Fish production in Lake Victoria dropped to its lowest in five years to 90,743 tonnes amid water pollution and restrictive laws.
Official data shows fish output from the country’s single largest source has declined by 19,159 tonnes over the period from the 109,902 tonnes realised in 2015.
The presence of heavy metals such as mercury, lead and copper in the lake has degraded quality of water making it harder for some fish species to breed.
“The fish catch from Lake Victoria has been dwindling over the years as a result of water pollution and restrictions on fishing in neighbouring countries such as Uganda and Tanzania,” said the Economic Survey 2020.
Even with dwindling harvests, Lake Victoria accounted for 62.5 per cent of the 120,873 fresh water fish in 2019.
In early 2000, 150,000 to 200,000 tonnes of fish catch was achieved annually.
Kibos Sugar and the Kisumu County-owned Kisumu Water and Sewerage Company are among firms that have been blamed for routinely failing to meet the standards set by the National Environment Management Authority (Nema) for treating waste before releasing it to the sewer line.
It is this waste from the industries along the lake, untreated sewerage and widespread practice of open defecation that have continued to contaminate the lake.
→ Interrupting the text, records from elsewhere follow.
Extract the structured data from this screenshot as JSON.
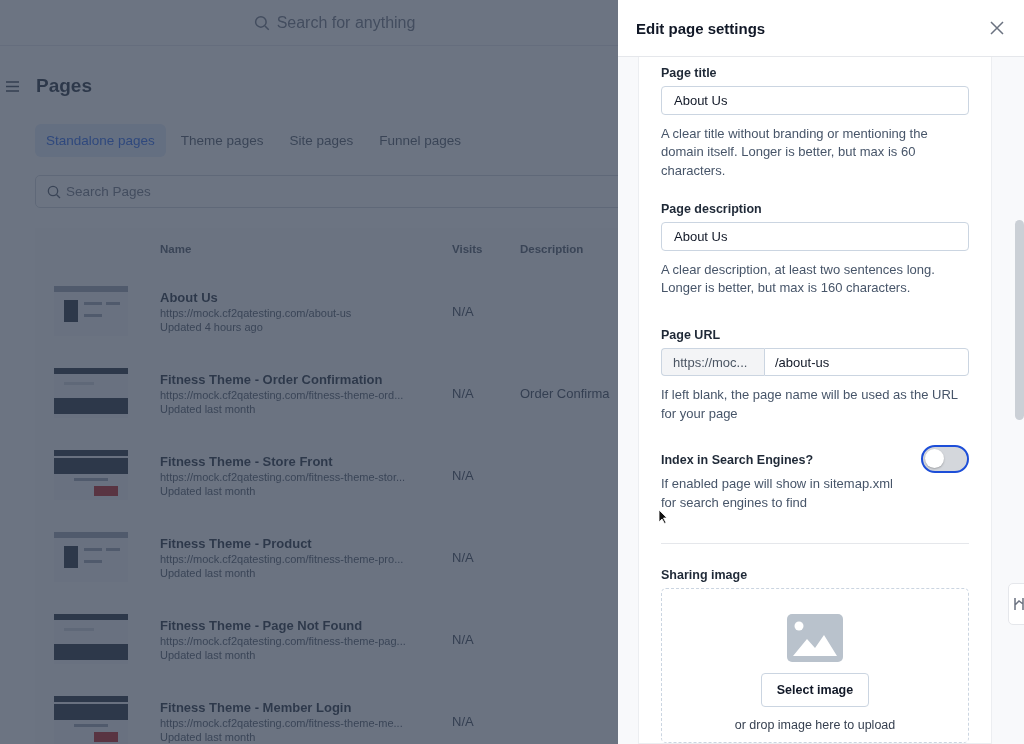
{
  "top_bar": {
    "search_placeholder": "Search for anything"
  },
  "page": {
    "title": "Pages",
    "tabs": [
      {
        "label": "Standalone pages",
        "selected": true
      },
      {
        "label": "Theme pages",
        "selected": false
      },
      {
        "label": "Site pages",
        "selected": false
      },
      {
        "label": "Funnel pages",
        "selected": false
      }
    ],
    "search": {
      "placeholder": "Search Pages"
    },
    "table": {
      "columns": [
        "Name",
        "Visits",
        "Description"
      ],
      "rows": [
        {
          "name": "About Us",
          "url": "https://mock.cf2qatesting.com/about-us",
          "updated": "Updated 4 hours ago",
          "visits": "N/A"
        },
        {
          "name": "Fitness Theme - Order Confirmation",
          "url": "https://mock.cf2qatesting.com/fitness-theme-ord...",
          "updated": "Updated last month",
          "visits": "N/A",
          "description": "Order Confirma"
        },
        {
          "name": "Fitness Theme - Store Front",
          "url": "https://mock.cf2qatesting.com/fitness-theme-stor...",
          "updated": "Updated last month",
          "visits": "N/A"
        },
        {
          "name": "Fitness Theme - Product",
          "url": "https://mock.cf2qatesting.com/fitness-theme-pro...",
          "updated": "Updated last month",
          "visits": "N/A"
        },
        {
          "name": "Fitness Theme - Page Not Found",
          "url": "https://mock.cf2qatesting.com/fitness-theme-pag...",
          "updated": "Updated last month",
          "visits": "N/A"
        },
        {
          "name": "Fitness Theme - Member Login",
          "url": "https://mock.cf2qatesting.com/fitness-theme-me...",
          "updated": "Updated last month",
          "visits": "N/A"
        }
      ]
    }
  },
  "drawer": {
    "title": "Edit page settings",
    "page_title": {
      "label": "Page title",
      "value": "About Us",
      "help": "A clear title without branding or mentioning the domain itself. Longer is better, but max is 60 characters."
    },
    "page_description": {
      "label": "Page description",
      "value": "About Us",
      "help": "A clear description, at least two sentences long. Longer is better, but max is 160 characters."
    },
    "page_url": {
      "label": "Page URL",
      "prefix": "https://moc...",
      "value": "/about-us",
      "help": "If left blank, the page name will be used as the URL for your page"
    },
    "index": {
      "label": "Index in Search Engines?",
      "help": "If enabled page will show in sitemap.xml for search engines to find",
      "on": false
    },
    "sharing_image": {
      "label": "Sharing image",
      "button": "Select image",
      "hint": "or drop image here to upload"
    }
  }
}
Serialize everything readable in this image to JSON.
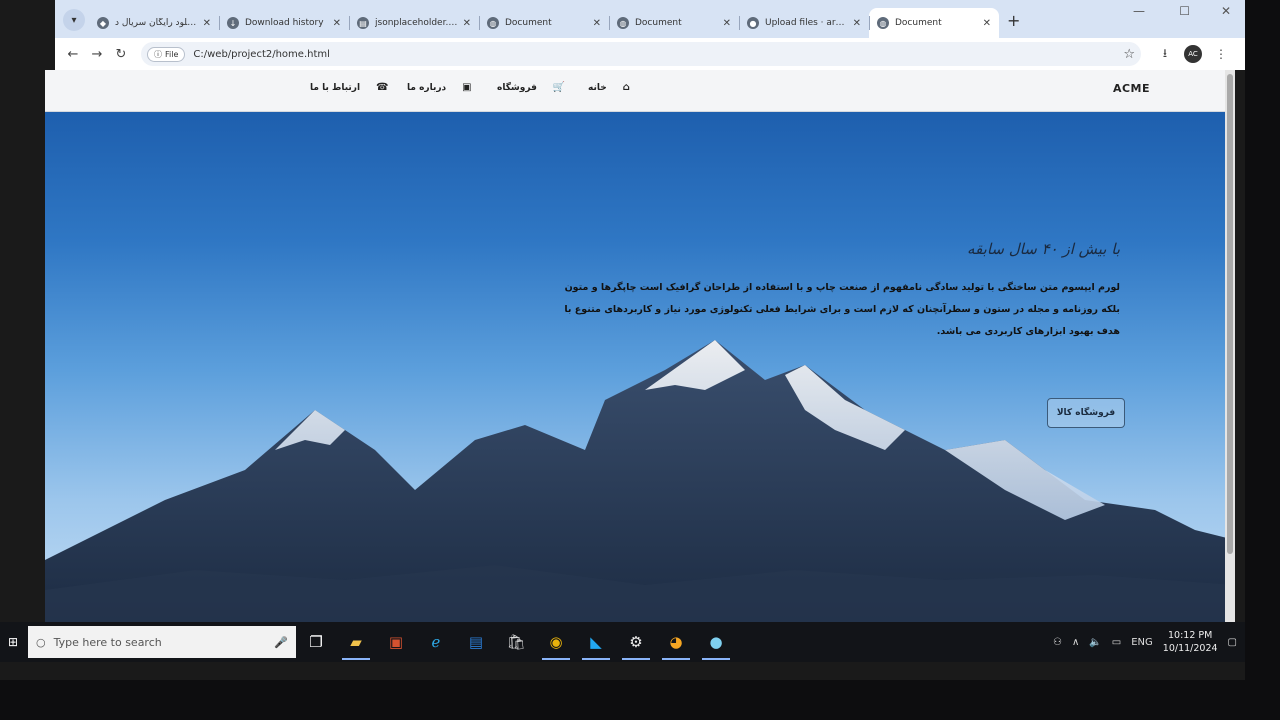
{
  "browser": {
    "tabs": [
      {
        "label": "دانلود رایگان سریال د...",
        "icon": "site-icon"
      },
      {
        "label": "Download history",
        "icon": "download-icon"
      },
      {
        "label": "jsonplaceholder.typic",
        "icon": "page-icon"
      },
      {
        "label": "Document",
        "icon": "globe-icon"
      },
      {
        "label": "Document",
        "icon": "globe-icon"
      },
      {
        "label": "Upload files · argmen",
        "icon": "github-icon"
      },
      {
        "label": "Document",
        "icon": "globe-icon",
        "active": true
      }
    ],
    "address": {
      "chip": "File",
      "url": "C:/web/project2/home.html"
    }
  },
  "site": {
    "brand": "ACME",
    "nav": [
      {
        "label": "خانه",
        "icon": "home-icon"
      },
      {
        "label": "فروشگاه",
        "icon": "basket-icon"
      },
      {
        "label": "درباره ما",
        "icon": "contact-card-icon"
      },
      {
        "label": "ارتباط با ما",
        "icon": "phone-icon"
      }
    ],
    "hero": {
      "title": "با بیش از ۴۰ سال سابقه",
      "text": "لورم ایپسوم متن ساختگی با تولید سادگی نامفهوم از صنعت چاپ و با استفاده از طراحان گرافیک است چاپگرها و متون بلکه روزنامه و مجله در ستون و سطرآنچنان که لازم است و برای شرایط فعلی تکنولوژی مورد نیاز و کاربردهای متنوع با هدف بهبود ابزارهای کاربردی می باشد.",
      "button": "فروشگاه کالا"
    }
  },
  "taskbar": {
    "search_placeholder": "Type here to search",
    "apps": [
      "task-view-icon",
      "file-explorer-icon",
      "powerpoint-icon",
      "edge-icon",
      "word-icon",
      "store-icon",
      "chrome-icon",
      "vscode-icon",
      "settings-icon",
      "paint-icon",
      "app-icon"
    ],
    "lang": "ENG",
    "time": "10:12 PM",
    "date": "10/11/2024"
  }
}
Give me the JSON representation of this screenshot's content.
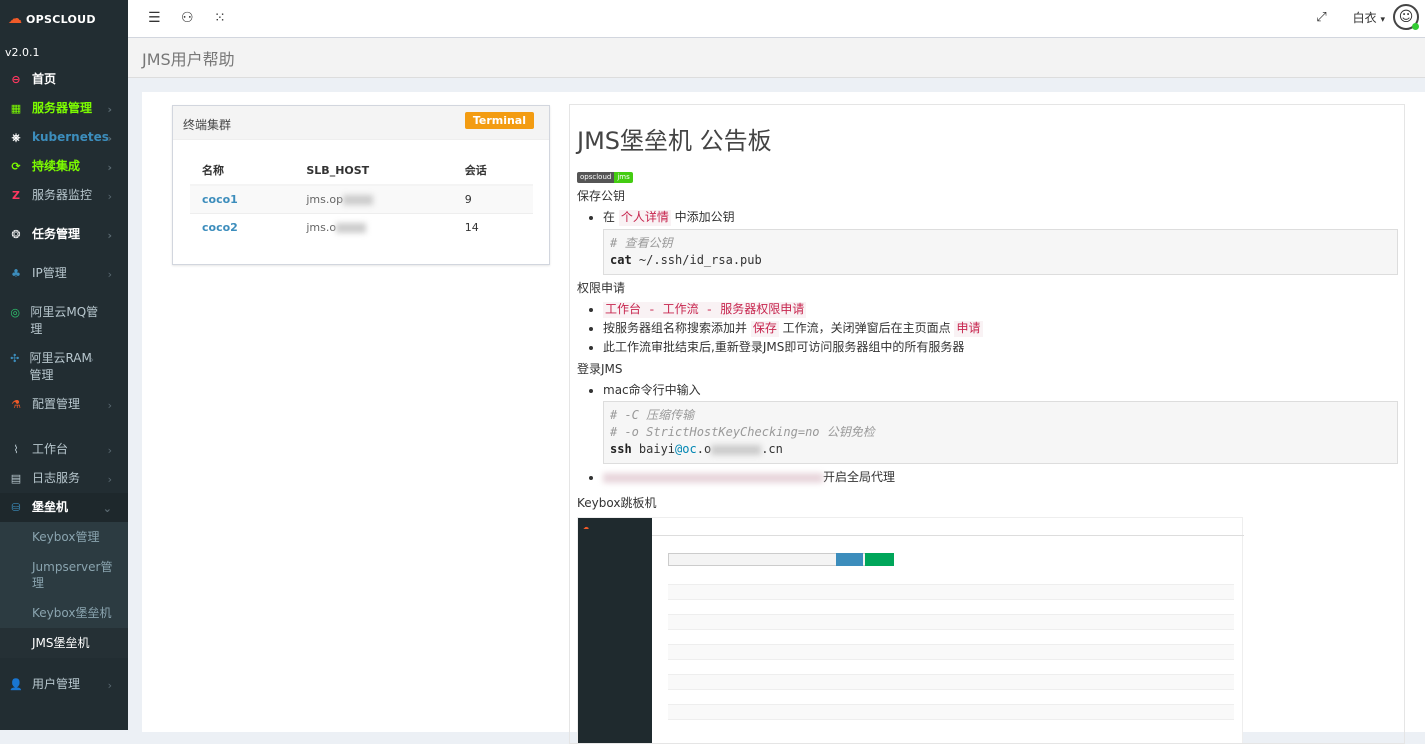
{
  "app": {
    "logo": "OPSCLOUD",
    "version": "v2.0.1"
  },
  "sidebar": {
    "items": [
      {
        "label": "首页",
        "icon": "dashboard-icon",
        "color": "#ff3860"
      },
      {
        "label": "服务器管理",
        "icon": "windows-icon",
        "color": "#7cfc00"
      },
      {
        "label": "kubernetes",
        "icon": "kubernetes-icon",
        "color": "#3c8dbc"
      },
      {
        "label": "持续集成",
        "icon": "refresh-icon",
        "color": "#7cfc00"
      },
      {
        "label": "服务器监控",
        "icon": "zabbix-icon",
        "color": "#ff3860"
      },
      {
        "label": "任务管理",
        "icon": "task-icon"
      },
      {
        "label": "IP管理",
        "icon": "network-icon"
      },
      {
        "label": "阿里云MQ管理",
        "icon": "mq-icon"
      },
      {
        "label": "阿里云RAM管理",
        "icon": "ram-icon"
      },
      {
        "label": "配置管理",
        "icon": "config-icon"
      },
      {
        "label": "工作台",
        "icon": "workbench-icon"
      },
      {
        "label": "日志服务",
        "icon": "log-icon"
      },
      {
        "label": "堡垒机",
        "icon": "bastion-icon"
      },
      {
        "label": "用户管理",
        "icon": "user-icon"
      }
    ],
    "bastion_sub": [
      "Keybox管理",
      "Jumpserver管理",
      "Keybox堡垒机",
      "JMS堡垒机"
    ]
  },
  "topbar": {
    "user": "白衣",
    "user_caret": "▾"
  },
  "page": {
    "title": "JMS用户帮助"
  },
  "cluster": {
    "title": "终端集群",
    "badge": "Terminal",
    "columns": [
      "名称",
      "SLB_HOST",
      "会话"
    ],
    "rows": [
      {
        "name": "coco1",
        "host": "jms.op",
        "sessions": "9"
      },
      {
        "name": "coco2",
        "host": "jms.o",
        "sessions": "14"
      }
    ]
  },
  "board": {
    "title": "JMS堡垒机 公告板",
    "badge_left": "opscloud",
    "badge_right": "jms",
    "s1": "保存公钥",
    "s1_li_a": "在 ",
    "s1_li_link": "个人详情",
    "s1_li_b": " 中添加公钥",
    "s1_code_c": "# 查看公钥",
    "s1_code_kw": "cat",
    "s1_code_rest": " ~/.ssh/id_rsa.pub",
    "s2": "权限申请",
    "s2_li1": "工作台 - 工作流 - 服务器权限申请",
    "s2_li2_a": "按服务器组名称搜索添加并 ",
    "s2_li2_save": "保存",
    "s2_li2_b": " 工作流，关闭弹窗后在主页面点 ",
    "s2_li2_apply": "申请",
    "s2_li3": "此工作流审批结束后,重新登录JMS即可访问服务器组中的所有服务器",
    "s3": "登录JMS",
    "s3_li": "mac命令行中输入",
    "s3_c1": "# -C 压缩传输",
    "s3_c2": "# -o StrictHostKeyChecking=no 公钥免检",
    "s3_kw": "ssh",
    "s3_user": " baiyi",
    "s3_at": "@oc",
    "s3_tail": ".o",
    "s3_end": ".cn",
    "s3_li2_tail": "开启全局代理",
    "s4": "Keybox跳板机"
  }
}
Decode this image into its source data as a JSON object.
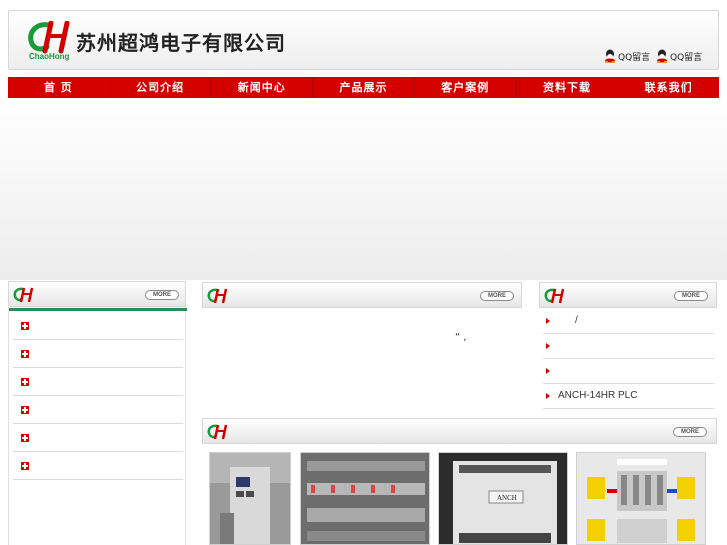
{
  "header": {
    "company_name": "苏州超鸿电子有限公司",
    "logo_text": "ChaoHong",
    "qq_links": [
      "QQ留言",
      "QQ留言"
    ]
  },
  "nav": {
    "items": [
      "首 页",
      "公司介绍",
      "新闻中心",
      "产品展示",
      "客户案例",
      "资料下载",
      "联系我们"
    ]
  },
  "panels": {
    "more_label": "MORE"
  },
  "middle": {
    "text": "“ ,"
  },
  "right_list": {
    "items": [
      "/",
      "",
      "",
      "ANCH-14HR PLC"
    ]
  },
  "colors": {
    "brand_red": "#d40000",
    "brand_green": "#2e8b57"
  }
}
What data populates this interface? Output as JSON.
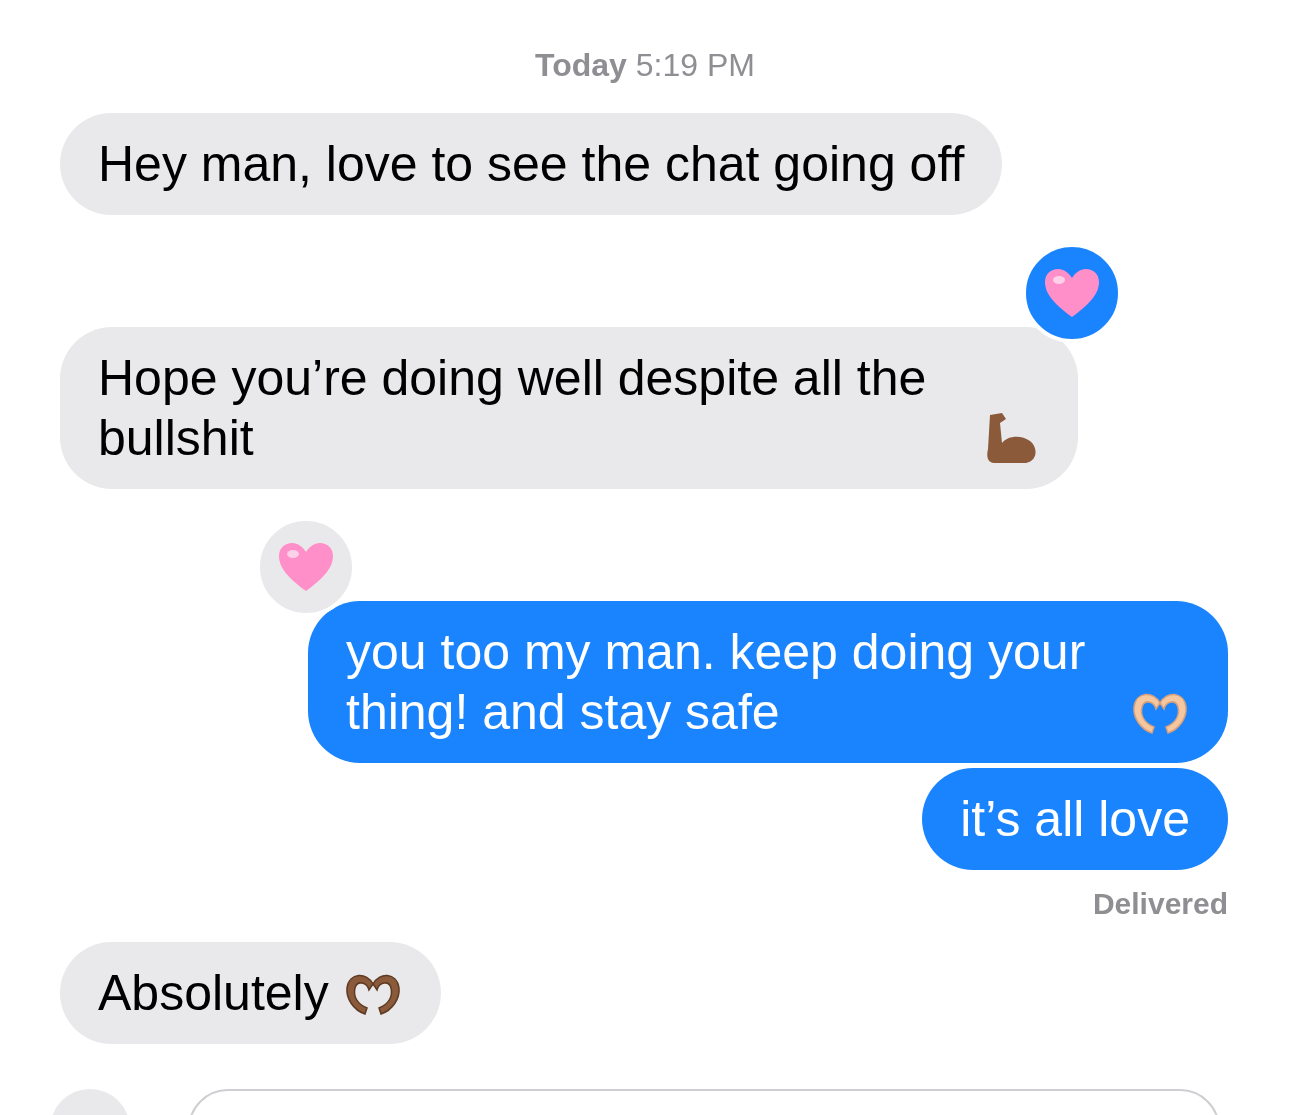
{
  "timestamp": "**Today** 5:19 PM",
  "messages": [
    {
      "kind": "received",
      "text": "Hey man, love to see the chat going off"
    },
    {
      "kind": "received",
      "text": "Hope you’re doing well despite all the bullshit",
      "trailing_icon": {
        "kind": "flexed-arm"
      },
      "tapback": {
        "kind": "heart"
      }
    },
    {
      "kind": "sent",
      "text": "you too my man. keep doing your thing! and stay safe",
      "trailing_icon": {
        "kind": "heart-hands-light"
      },
      "tapback": {
        "kind": "heart"
      }
    },
    {
      "kind": "sent",
      "text": "it’s all love",
      "status": "Delivered"
    },
    {
      "kind": "received",
      "text": "Absolutely",
      "trailing_icon": {
        "kind": "heart-hands-dark"
      }
    }
  ],
  "composer": {
    "kind": "field"
  }
}
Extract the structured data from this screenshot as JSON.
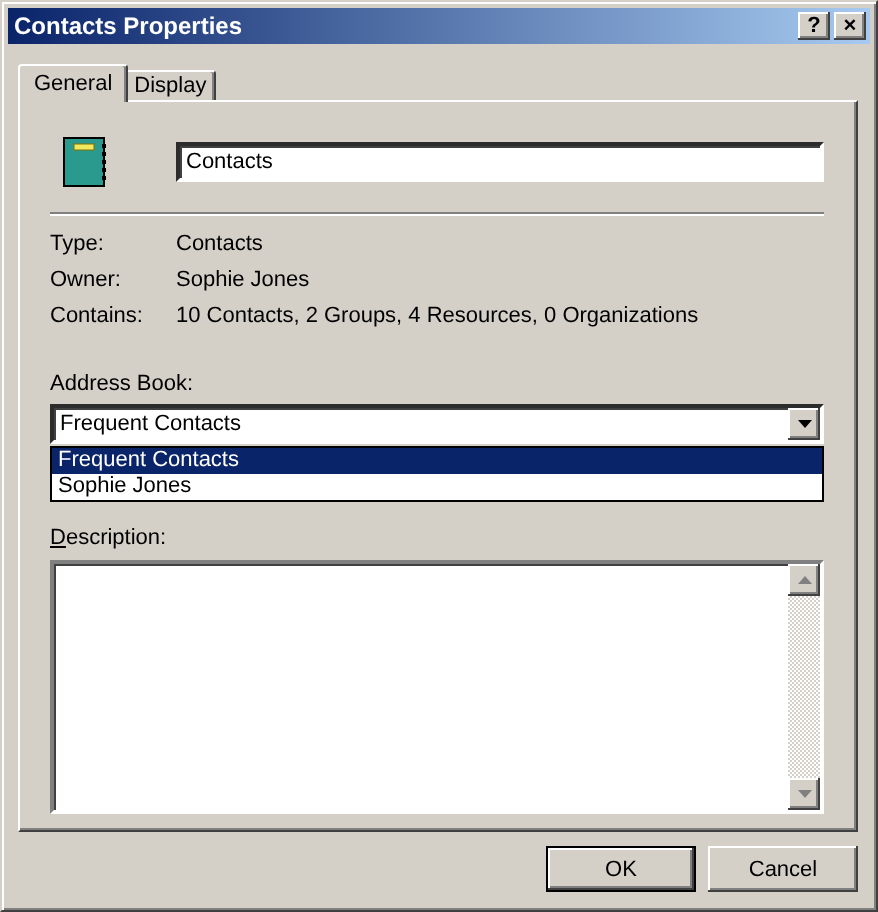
{
  "window": {
    "title": "Contacts Properties",
    "title_buttons": [
      "?",
      "×"
    ]
  },
  "tabs": [
    {
      "label": "General",
      "selected": true
    },
    {
      "label": "Display",
      "selected": false
    }
  ],
  "name_field": {
    "value": "Contacts"
  },
  "info": [
    {
      "label": "Type:",
      "value": "Contacts"
    },
    {
      "label": "Owner:",
      "value": "Sophie Jones"
    },
    {
      "label": "Contains:",
      "value": "10 Contacts, 2 Groups, 4 Resources, 0 Organizations"
    }
  ],
  "address_book": {
    "label": "Address Book:",
    "value": "Frequent Contacts",
    "expanded": true,
    "options": [
      {
        "label": "Frequent Contacts",
        "selected": true
      },
      {
        "label": "Sophie Jones",
        "selected": false
      }
    ]
  },
  "description": {
    "label": "Description:"
  },
  "buttons": [
    {
      "label": "OK",
      "default": true
    },
    {
      "label": "Cancel",
      "default": false
    }
  ]
}
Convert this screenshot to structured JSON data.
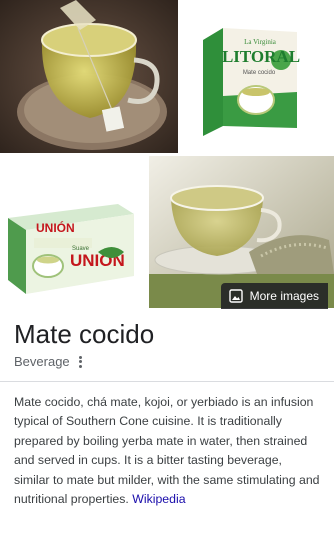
{
  "images": {
    "image_1_alt": "Mate cocido tea in glass cup",
    "image_2_alt": "La Virginia Litoral mate cocido box",
    "image_3_alt": "Unión suave mate cocido box",
    "image_4_alt": "Mate cocido cup with yerba",
    "litoral_brand": "LITORAL",
    "litoral_maker": "La Virginia",
    "litoral_sub": "Mate cocido",
    "union_brand": "UNIÓN",
    "union_sub": "Suave"
  },
  "more_images": {
    "label": "More images",
    "icon": "image-icon"
  },
  "entity": {
    "title": "Mate cocido",
    "subtitle": "Beverage"
  },
  "description": {
    "text": "Mate cocido, chá mate, kojoi, or yerbiado is an infusion typical of Southern Cone cuisine. It is traditionally prepared by boiling yerba mate in water, then strained and served in cups. It is a bitter tasting beverage, similar to mate but milder, with the same stimulating and nutritional properties. ",
    "source_link": "Wikipedia"
  },
  "colors": {
    "title": "#202124",
    "subtitle": "#5f6368",
    "link": "#1a0dab",
    "overlay": "#202124"
  }
}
The degraded quality of water of Lale Victoria has compelled fishermen to travel deep inside the water body to cast nets and get a catch.
This and the pollution on the lake has drastically reduced the number of fish in the lake and denied fishermen revenue.
Freshwater fish producers in the country include Lake Turkana, Lake Naivasha, Lake Jipe, Lake Baringo and fish farms.